Donating Art: IRS requirements and the Form 8283

When fine art is donated to museums, everyone wins. Museums acquire new artwork, the donor receives a tax deduction, and the artist benefits from the prestigious institutional destination of the work (also a safe haven from the art markets). The US is privileged to have this system that has helped build the collections of many of the world's best museums.

But, there is always the opportunity for abuse. As such the IRS has a specific set of protocols one must follow to receive tax benefits for artworks valued more than $5,000.

Qualified Appraisal and Qualified Appraiser

The IRS defines a Qualified Appraisal as a document that meets a strict set of standards and is issued by a Qualified Appraiser. The appraisal must meet the relevant qualifications of Regulations section 1.170A-17(A), be issued no more than 60 days before the date of property transfer, and not involve any prohibitive fees. 
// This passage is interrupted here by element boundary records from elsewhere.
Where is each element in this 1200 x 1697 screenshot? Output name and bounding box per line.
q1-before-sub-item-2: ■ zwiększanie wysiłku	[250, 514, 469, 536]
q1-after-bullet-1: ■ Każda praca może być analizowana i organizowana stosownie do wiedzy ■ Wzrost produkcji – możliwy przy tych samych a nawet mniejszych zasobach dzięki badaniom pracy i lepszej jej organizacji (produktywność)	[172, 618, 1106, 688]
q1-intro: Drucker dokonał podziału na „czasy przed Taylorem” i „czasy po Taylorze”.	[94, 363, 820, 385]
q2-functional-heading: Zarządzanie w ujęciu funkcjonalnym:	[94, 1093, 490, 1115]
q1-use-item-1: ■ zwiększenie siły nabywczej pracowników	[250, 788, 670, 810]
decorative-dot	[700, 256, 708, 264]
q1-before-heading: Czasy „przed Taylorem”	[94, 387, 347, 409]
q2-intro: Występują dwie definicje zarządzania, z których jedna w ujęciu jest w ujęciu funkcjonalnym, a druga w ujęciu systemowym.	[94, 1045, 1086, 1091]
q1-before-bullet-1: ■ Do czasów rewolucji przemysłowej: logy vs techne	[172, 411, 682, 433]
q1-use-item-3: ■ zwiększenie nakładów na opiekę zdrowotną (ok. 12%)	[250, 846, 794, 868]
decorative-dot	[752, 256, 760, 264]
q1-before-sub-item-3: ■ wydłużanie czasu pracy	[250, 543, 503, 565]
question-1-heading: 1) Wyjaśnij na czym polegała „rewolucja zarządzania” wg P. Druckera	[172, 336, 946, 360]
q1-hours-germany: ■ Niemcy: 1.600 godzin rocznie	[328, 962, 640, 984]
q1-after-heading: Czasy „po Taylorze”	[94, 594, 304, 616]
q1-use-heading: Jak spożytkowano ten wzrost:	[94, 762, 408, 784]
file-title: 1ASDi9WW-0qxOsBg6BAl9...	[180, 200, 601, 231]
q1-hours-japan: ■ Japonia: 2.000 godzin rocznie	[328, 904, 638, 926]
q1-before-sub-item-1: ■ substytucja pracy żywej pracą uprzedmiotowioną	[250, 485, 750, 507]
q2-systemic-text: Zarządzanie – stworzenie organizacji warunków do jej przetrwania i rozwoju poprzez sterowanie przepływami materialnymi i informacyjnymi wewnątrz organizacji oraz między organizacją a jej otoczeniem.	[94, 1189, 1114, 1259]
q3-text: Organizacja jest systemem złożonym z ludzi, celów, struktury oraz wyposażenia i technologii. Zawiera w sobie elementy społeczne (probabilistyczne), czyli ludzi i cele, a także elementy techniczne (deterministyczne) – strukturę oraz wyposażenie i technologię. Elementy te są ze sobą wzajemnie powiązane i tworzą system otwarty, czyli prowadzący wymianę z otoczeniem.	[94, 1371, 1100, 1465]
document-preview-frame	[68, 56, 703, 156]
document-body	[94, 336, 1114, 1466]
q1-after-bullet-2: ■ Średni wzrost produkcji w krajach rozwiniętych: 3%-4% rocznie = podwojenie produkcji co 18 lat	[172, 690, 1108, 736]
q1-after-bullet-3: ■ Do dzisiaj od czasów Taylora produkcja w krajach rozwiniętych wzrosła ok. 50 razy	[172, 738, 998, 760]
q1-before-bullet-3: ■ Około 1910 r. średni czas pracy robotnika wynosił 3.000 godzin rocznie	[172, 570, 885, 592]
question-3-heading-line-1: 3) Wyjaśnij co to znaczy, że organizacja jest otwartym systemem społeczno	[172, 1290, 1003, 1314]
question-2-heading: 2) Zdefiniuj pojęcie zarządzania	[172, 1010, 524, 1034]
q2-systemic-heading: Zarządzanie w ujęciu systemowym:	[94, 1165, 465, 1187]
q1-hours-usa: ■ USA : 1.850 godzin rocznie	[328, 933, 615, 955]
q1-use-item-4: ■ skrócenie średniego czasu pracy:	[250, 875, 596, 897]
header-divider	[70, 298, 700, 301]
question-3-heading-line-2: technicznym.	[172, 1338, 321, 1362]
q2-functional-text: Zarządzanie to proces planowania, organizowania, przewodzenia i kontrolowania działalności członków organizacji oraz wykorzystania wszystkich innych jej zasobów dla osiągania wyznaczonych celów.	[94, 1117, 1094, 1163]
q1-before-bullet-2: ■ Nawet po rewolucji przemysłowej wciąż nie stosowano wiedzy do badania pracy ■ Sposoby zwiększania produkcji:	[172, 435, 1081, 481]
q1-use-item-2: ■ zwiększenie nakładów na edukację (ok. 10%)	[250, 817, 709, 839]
The Qualified Appraisal must be compliant to the Uniform Standards of Professional Appraisal Practice (USPAP) and the Appraiser must meet requirements including designation from a recognized professional appraisal association relevant to the subject property, such as the Appraiser’s Association of America. There are additional restrictions around who may issue the appraisal, for example if the appraiser was party to the transaction in which the donor acquired the artwork being donated. If the donor acquired a painting from an art dealer, neither the dealer nor any employees of the dealer are qualified to write the appraisal.

A full list of requirements, restrictions and penalties is here

Form 8283

The Form 8283, which accompanies the appraisal, must be signed and acknowledged by both the Qualified Appraiser who issued the appraisal, and the donee. The donee must also confirm on the 8283 that the artwork qualifies as related use property consistent with the mission of the institution. For example, the artwork is used as an artwork in a public art collection relevant to the donated property. A separate 8283 must be filed for each medium of artwork donated. If a collection of sculptures, paintings and photographs are donated to a museum, the appraisal would require three 8283s. 

If the donee sells or otherwise disposes of the property within three years after the date of transfer, the donee must file a Form 8282 notifying the IRS. In this case, if more than $5,000 is profited on the sale, an IRS audit may be triggered and the donor may lose the original tax deduction. The use rule will also come back into play as the IRS will examine what the property was used for, and why it was sold. In order to further prevent abuse, the donor must have owned the donated property for more than one year prior to donation in order to receive a deduction with an appreciated value over the original acquisition cost. If donated within one year, the appraised value is limited to the lesser of Fair Market Value or cost. 

The IRS regularly updates the requirements and restrictions of Noncash Charitable Donations. It is crucial to hire a Qualified Appraiser with no bias or interest in the property to ensure a smooth tax filing.